It is 15 years since Rafael Nadal lay sprawled on his beloved red clay with a look of disbelief on his face after winning his first French Open title.
The fresh-faced teenager had realised his dream just two days after turning 19, beating an unseeded Mariano Puerta 6–7 (6–8) 6–3 6–1 7–5 under grey Paris skies.
King Juan Carlos of Spain was among those fortune enough to see the Mallorca native win his first grand slam final on Court Philippe Chatrier.
Little did the beaming monarch know he had witnessed the start of a dynasty as he embraced his compatriot, wearing a green vest and long white shorts.
With long hair flowing like a rock star and the bulging biceps of a boxer, Nadal may not have resembled a future royal back in 2005, but his incredible exploits since have ensured he will forever be known as the 'King of Clay'.
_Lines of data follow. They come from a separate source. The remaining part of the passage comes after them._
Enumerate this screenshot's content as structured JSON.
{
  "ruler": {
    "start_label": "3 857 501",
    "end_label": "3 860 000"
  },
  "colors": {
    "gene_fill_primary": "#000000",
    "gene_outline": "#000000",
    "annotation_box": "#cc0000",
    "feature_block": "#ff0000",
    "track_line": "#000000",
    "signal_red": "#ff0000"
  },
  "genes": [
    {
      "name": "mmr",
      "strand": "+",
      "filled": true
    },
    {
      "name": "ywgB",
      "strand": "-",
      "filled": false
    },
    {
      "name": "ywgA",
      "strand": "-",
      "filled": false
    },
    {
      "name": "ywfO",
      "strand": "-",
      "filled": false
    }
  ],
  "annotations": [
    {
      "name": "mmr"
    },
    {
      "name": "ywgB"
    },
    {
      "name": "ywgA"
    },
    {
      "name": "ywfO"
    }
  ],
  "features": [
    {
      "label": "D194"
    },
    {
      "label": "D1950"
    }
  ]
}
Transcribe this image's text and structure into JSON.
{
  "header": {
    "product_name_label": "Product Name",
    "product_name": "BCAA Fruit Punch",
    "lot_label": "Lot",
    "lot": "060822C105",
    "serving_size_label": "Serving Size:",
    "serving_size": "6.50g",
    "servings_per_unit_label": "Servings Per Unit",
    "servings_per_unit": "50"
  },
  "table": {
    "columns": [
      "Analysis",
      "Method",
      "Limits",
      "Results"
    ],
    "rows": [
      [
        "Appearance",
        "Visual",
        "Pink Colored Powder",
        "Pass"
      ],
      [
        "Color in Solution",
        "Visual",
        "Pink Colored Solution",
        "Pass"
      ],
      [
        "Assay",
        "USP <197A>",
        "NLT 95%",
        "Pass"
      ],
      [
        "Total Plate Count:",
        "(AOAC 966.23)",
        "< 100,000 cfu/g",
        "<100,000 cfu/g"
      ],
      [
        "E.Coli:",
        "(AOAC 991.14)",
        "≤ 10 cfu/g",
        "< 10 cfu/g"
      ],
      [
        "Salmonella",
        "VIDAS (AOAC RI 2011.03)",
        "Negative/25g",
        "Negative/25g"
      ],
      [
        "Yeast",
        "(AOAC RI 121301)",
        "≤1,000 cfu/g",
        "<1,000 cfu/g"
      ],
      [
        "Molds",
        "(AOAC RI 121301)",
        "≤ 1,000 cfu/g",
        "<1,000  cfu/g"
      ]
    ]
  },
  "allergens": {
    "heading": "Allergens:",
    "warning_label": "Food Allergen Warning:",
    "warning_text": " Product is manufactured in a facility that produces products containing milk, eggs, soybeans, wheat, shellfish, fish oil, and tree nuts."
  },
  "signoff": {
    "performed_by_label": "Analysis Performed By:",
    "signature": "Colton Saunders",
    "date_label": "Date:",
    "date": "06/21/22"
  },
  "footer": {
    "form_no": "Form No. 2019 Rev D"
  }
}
Puerta told the media after that showdown a decade and a half ago: "When I went off the court, I knew I had lost against the best player in the world on clay. What could I do?"
That is a question so many have tried and failed to find an answer to.
With phenomenal athleticism, a powerful serve, blistering groundstrokes, deft lobs and drop shots, the domineering left-hander was too good for Argentine Puerta.
Nadal was not at his brilliant best, though, and there were some ominous words from his coach and uncle, Toni Nadal, after his maiden grand slam triumph.
"In every facet of the game he can be better," he said. "And, boy, if he works, and masters more of his game. Then and only then we can win several of these.
"He doesn't work just to win matches, but to be the best, to be number one."
Fifteen years on, Nadal this week celebrated his 34th birthday with a record 12 French Open titles to his name and 19 majors in total, one shy of Roger Federer's haul.
Robin Soderling and Novak Djokovic are the only players to have beaten the legendary Spaniard in his 95 matches at Roland Garros.
You have to go back to 2015 since his last loss in his favourite major, at the hands of Djokovic, and the world number two has lifted the La Coupe des Mousquetaires in each of the last three years.
The coronavirus pandemic prevented Nadal from adding to his tally this month, but he may get the opportunity to continue one of the most astonishing sporting runs of dominance in September.
They say absence makes the heart grow fonder and provided he stays fit, the irrepressible Nadal's love affair with Paris is far from over.